Am besten fange ich mit dem Freitag an.
So genannte "Pechvögel" wissen was ich meine. Schon morgens fing es mit dem wunderbaren Wetter an. Als ich nach der Schule, die wie immer beschissen war, mit meiner Freundin zu Hause war, begann es erst richtig. Zu aller erst kam noch ein guter Freund von mir vorbei. Der hatte diesen Tag ,so wie meine Freundin und ich, auch nur Pech. Von einer kaputten Zigarette, zu einem kaputten Fernseher, weiter zu einem kaputten Telefon bis hin zu der fehlerhaften Installation von WoW über den abgesagten Besuch eines sehr sehr sehr guten Freundes. Alles ging schief.
Insgesamt war der Tag scheise, aber die Nacht konnte man gut aushalten.

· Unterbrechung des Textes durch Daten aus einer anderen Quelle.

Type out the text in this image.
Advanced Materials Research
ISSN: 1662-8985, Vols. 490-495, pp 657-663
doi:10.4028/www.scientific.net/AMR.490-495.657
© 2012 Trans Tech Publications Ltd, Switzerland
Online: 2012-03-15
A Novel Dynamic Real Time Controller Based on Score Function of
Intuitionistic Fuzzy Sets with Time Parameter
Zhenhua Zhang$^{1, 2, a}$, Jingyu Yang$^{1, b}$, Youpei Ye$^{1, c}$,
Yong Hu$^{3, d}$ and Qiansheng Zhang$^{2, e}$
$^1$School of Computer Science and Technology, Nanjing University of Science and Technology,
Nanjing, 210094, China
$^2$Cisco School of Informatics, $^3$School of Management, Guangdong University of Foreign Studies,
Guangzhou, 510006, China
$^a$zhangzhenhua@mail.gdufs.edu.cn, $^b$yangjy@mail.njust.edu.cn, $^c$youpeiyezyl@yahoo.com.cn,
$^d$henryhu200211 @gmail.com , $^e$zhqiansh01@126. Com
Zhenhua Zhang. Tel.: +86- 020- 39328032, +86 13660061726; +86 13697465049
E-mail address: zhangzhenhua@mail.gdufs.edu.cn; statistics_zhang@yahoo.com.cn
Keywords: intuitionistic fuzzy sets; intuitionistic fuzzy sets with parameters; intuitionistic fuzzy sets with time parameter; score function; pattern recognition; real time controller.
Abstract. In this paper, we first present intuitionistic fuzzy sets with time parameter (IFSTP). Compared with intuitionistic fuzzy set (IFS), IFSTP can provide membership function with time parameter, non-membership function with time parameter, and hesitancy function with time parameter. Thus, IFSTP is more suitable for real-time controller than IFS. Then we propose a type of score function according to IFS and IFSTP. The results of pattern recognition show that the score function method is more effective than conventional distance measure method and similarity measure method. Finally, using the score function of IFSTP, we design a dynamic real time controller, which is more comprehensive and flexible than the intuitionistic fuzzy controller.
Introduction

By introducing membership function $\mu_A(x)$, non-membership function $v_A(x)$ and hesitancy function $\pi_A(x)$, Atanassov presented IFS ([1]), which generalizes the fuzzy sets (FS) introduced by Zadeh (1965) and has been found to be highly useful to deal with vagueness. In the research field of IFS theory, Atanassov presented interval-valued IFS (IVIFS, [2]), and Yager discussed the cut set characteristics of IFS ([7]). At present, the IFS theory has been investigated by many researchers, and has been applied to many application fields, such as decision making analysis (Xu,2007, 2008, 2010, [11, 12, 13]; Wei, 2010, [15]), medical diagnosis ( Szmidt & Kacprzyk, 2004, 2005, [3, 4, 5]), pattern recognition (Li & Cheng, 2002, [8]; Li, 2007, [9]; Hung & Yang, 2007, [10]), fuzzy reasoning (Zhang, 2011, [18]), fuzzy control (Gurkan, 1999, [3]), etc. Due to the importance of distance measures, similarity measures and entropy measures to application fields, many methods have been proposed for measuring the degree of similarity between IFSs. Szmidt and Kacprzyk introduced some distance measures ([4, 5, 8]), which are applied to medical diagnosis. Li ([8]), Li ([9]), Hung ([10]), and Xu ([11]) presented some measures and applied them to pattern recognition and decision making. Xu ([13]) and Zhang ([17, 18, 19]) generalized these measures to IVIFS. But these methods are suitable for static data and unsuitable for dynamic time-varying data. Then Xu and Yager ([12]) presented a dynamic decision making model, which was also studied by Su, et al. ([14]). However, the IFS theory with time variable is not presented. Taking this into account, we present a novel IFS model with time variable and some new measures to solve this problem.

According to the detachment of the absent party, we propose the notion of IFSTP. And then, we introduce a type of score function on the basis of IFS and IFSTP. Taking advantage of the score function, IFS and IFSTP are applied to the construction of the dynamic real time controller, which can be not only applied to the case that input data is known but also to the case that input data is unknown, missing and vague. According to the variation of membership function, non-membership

Ich bin wie jeden Freitag oder Samstag mit meinen Freunden unterwegs gewesen, so kann man am besten abschalten und einfach mal Spaß haben, alle Pflichten, Sorgen oder Nöte vergessen.

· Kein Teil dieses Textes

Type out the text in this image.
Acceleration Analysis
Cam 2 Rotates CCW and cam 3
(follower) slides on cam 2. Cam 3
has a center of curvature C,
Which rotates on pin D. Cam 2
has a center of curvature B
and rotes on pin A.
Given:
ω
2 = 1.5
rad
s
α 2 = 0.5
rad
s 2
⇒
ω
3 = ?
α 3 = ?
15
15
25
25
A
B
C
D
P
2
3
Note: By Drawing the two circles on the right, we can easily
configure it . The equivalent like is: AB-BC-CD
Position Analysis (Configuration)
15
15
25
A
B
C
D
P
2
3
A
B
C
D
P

Leider hielt dies den Samstag nicht an. War aber auch zu erwarten.
Um 10 Uhr morgens kam ein Freund aus Krefeld am Bahnhof an. Wir, mein bester Kumpel, der Besucher und ich, haben viel gechillt, geredet, gelacht...einfach den Tag genossen. Oder es zumindest versucht.

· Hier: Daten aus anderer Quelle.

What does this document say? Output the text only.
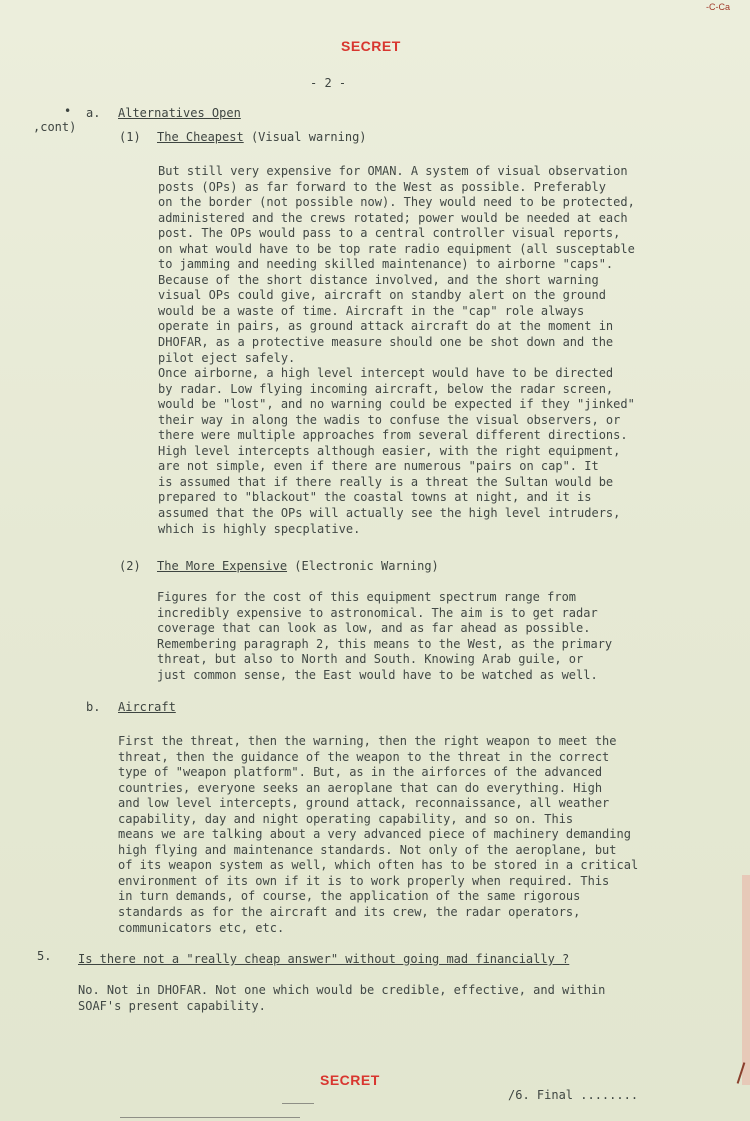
-C-Ca
SECRET
- 2 -
•
,cont)
a. Alternatives Open
(1) The Cheapest (Visual warning)
But still very expensive for OMAN. A system of visual observation
posts (OPs) as far forward to the West as possible. Preferably
on the border (not possible now). They would need to be protected,
administered and the crews rotated; power would be needed at each
post. The OPs would pass to a central controller visual reports,
on what would have to be top rate radio equipment (all susceptable
to jamming and needing skilled maintenance) to airborne "caps".
Because of the short distance involved, and the short warning
visual OPs could give, aircraft on standby alert on the ground
would be a waste of time. Aircraft in the "cap" role always
operate in pairs, as ground attack aircraft do at the moment in
DHOFAR, as a protective measure should one be shot down and the
pilot eject safely.
Once airborne, a high level intercept would have to be directed
by radar. Low flying incoming aircraft, below the radar screen,
would be "lost", and no warning could be expected if they "jinked"
their way in along the wadis to confuse the visual observers, or
there were multiple approaches from several different directions.
High level intercepts although easier, with the right equipment,
are not simple, even if there are numerous "pairs on cap". It
is assumed that if there really is a threat the Sultan would be
prepared to "blackout" the coastal towns at night, and it is
assumed that the OPs will actually see the high level intruders,
which is highly specplative.
(2) The More Expensive (Electronic Warning)
Figures for the cost of this equipment spectrum range from
incredibly expensive to astronomical. The aim is to get radar
coverage that can look as low, and as far ahead as possible.
Remembering paragraph 2, this means to the West, as the primary
threat, but also to North and South. Knowing Arab guile, or
just common sense, the East would have to be watched as well.
b. Aircraft
First the threat, then the warning, then the right weapon to meet the
threat, then the guidance of the weapon to the threat in the correct
type of "weapon platform". But, as in the airforces of the advanced
countries, everyone seeks an aeroplane that can do everything. High
and low level intercepts, ground attack, reconnaissance, all weather
capability, day and night operating capability, and so on. This
means we are talking about a very advanced piece of machinery demanding
high flying and maintenance standards. Not only of the aeroplane, but
of its weapon system as well, which often has to be stored in a critical
environment of its own if it is to work properly when required. This
in turn demands, of course, the application of the same rigorous
standards as for the aircraft and its crew, the radar operators,
communicators etc, etc.
5. Is there not a "really cheap answer" without going mad financially ?
No. Not in DHOFAR. Not one which would be credible, effective, and within
SOAF's present capability.
SECRET
/6. Final ........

Am Nachmittag jedoch kam meine Freundin noch dazu und zwei, wie kann man sie definieren, Bekannte von mir und dem Besucher vorbei. Ich und meine Freundin gingen sofort. Eine Reaktion von der Aktion der Bekannten. Wie immer gingen wir, schon fast automatisch, zum "Bänkle". Das Bänkle besteht simpel und einfach aus 5 Parkbänken, die nebeneinander stehen. Ca. 60 Menschen gehören diesem Bänkel an. Alle furchtbar nett und hilfsbereit. Ein normal denkender Mensch würde sie als Punks bezeichnen.
Dachte ich auch, doch wenn man sie kennt, weiß man, dass es einfach nur Leute sind, die sich nicht verstellen und das Leben ein Stück weit geniesen wollen, bevor sie wieder in ihre Wohunungen zurück müssen und das Ganze und Volle des Lebens wieder ertragen müssen.
Dort trafen wir auch eine unserer neusten Freunde. Wir reden hier von einer 14 jährigen, die etwas verrückt aber lieb ist. Also passend zu uns. Nach dem Treffen und Verabschieden des Besuchers, ging es weiter zu unserem Stadtpark, das EM-Spiel Türkei gegen Portogal anschauen.
Mit viel Können hat Portogal mal wieder bewiesen, dass die Türken keine Chance haben, weiter so!
Und jetzt ist es Sonntag, wieder ein scheis Tag, morgen wieder Schule. Ich will gar nicht wissen, was ich alles für die Schule an diesem Wochenende hätte machen sollen.
Nun heute gehen wir, meine Freunde und ich, höchstwahrscheinlich zum Spiel, Deutschland gegen Polen. Ich darf es mir herausnehmen parteiisch zu sein, da meine jetztige Stiefmutter den Polen angehört und ich sie über alles hasse. Nun, meinen Vater hasse ich auch, doch wenn ein Wesen schlimmer ist, dann wohl sie.
Na gut, meine Mutter ist auch nicht das Wahre. So wie ich es in diesen Momenten halte, ist es am besten. Ich mache alles selber, sprich kochen, waschen, bügeln, aufräumen. Wohne bei meiner Mutter, rede jedoch kein Wort mit ihr. So bekomme ich Abstand von diesem Wahnsinn und kann mein eigenes Leben leben. Mit 16 werde ich schauen, dass ich hier wegkomme. Sonst werde ich wie diese ganzen Verrückten aus meiner Familie enden, die sich selber zu Grunde richten und sich am Ende ihres erbährmlichen Lebens selber umbringen.